Technical information
- Licensing authority: FCC
- Facility ID: 77674
- Class: A
- ERP: 4,000 watts
- HAAT: 124 meters

Links
- Public license information: Public file; LMS;
- Webcast: Listen Live
- Website: KNUJ-FM Online

= KNUJ-FM =

KNUJ-FM (107.3 MHz) is a radio station in Sleepy Eye, Minnesota. The station airs a classic hits format, as "SAM 107.3", and is owned by James Ingstad. KNUJ also has an AM sister station, KNUJ 860 AM.

==History==
- See also KNUJ

The KNUJ-FM call letters were originally on 93.1 FM.

KNUJ-FM signed on in June 1995, as "BRaT 107.3." The 4,000-watt station licensed to nearby Sleepy Eye played adult contemporary music. Both stations simulcast from 6–8:30 am, Monday through Friday, and shorter hours on Saturday. A month later, KNSG in Springfield, Minnesota signed on the air.

On August 14, 1998, Cumulus Broadcasting purchased many stations from Ingstad. Two years later, Cumulus turned around and sold some of the stations, including KNUJ and KNUJ-FM to Clear Channel. The sale became effective on October 2, 2000.

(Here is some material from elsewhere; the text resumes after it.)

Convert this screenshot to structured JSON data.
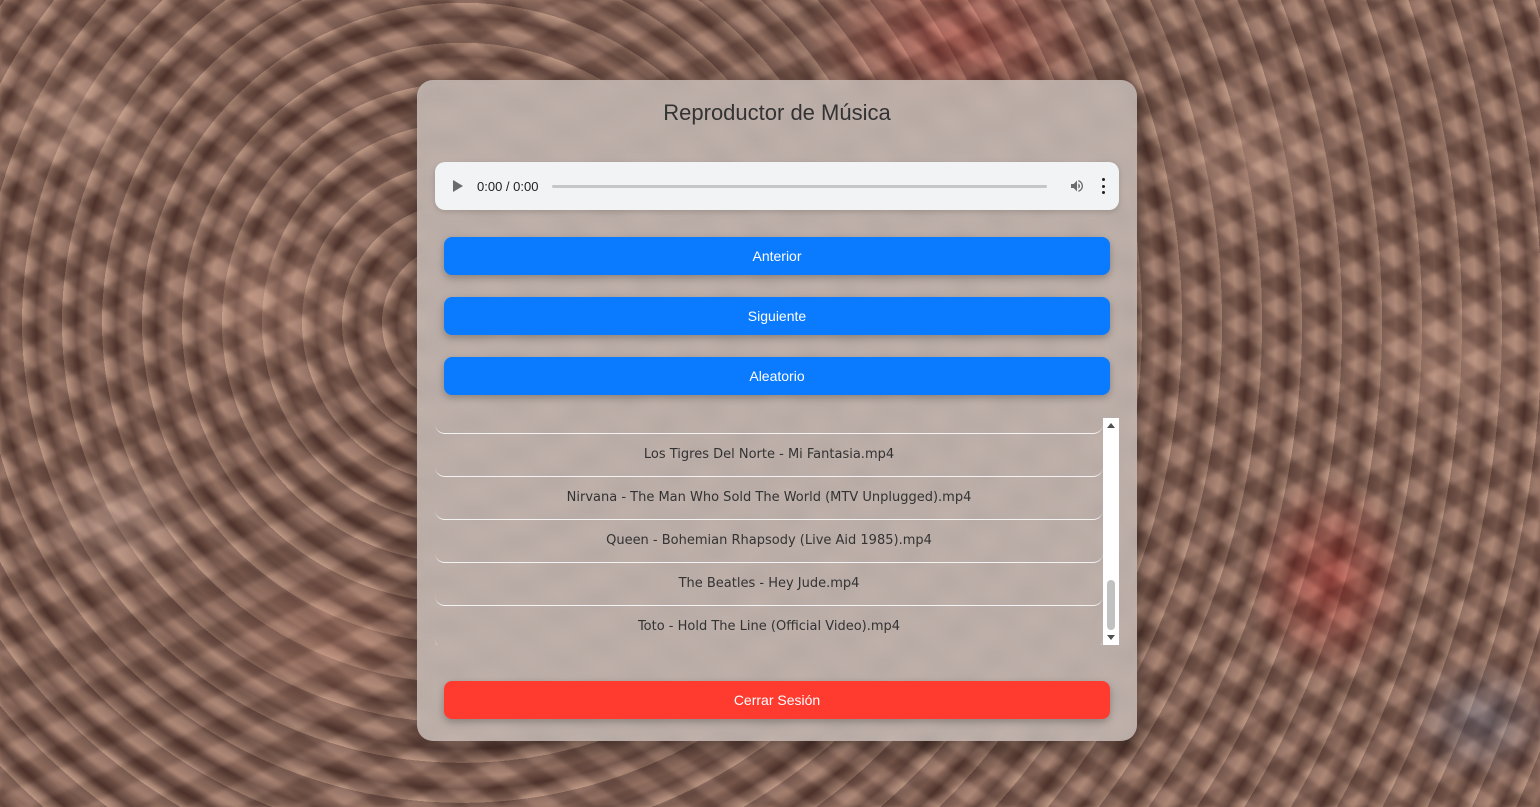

Ingstad obtained the three stations again from Clear Channel in February 2003, as part of a trade for a station in Bismarck, North Dakota. KNSG was spun off to Linder Radio.

KNUJ-FM changed its format to adult hits in June 2005, picking up a satellite-fed syndicated format from Westwood One, and becoming "SAM 107.3." After the shutdown of the Sam FM network, KNUJ shifted to classic hits during the Labor Day weekend of 2015.

==Programming==
Both KNUJ and KNUJ-FM simulcast a common morning show weekdays. KNUJ-FM also broadcasts a live local news show from Sleepy Eye following the show.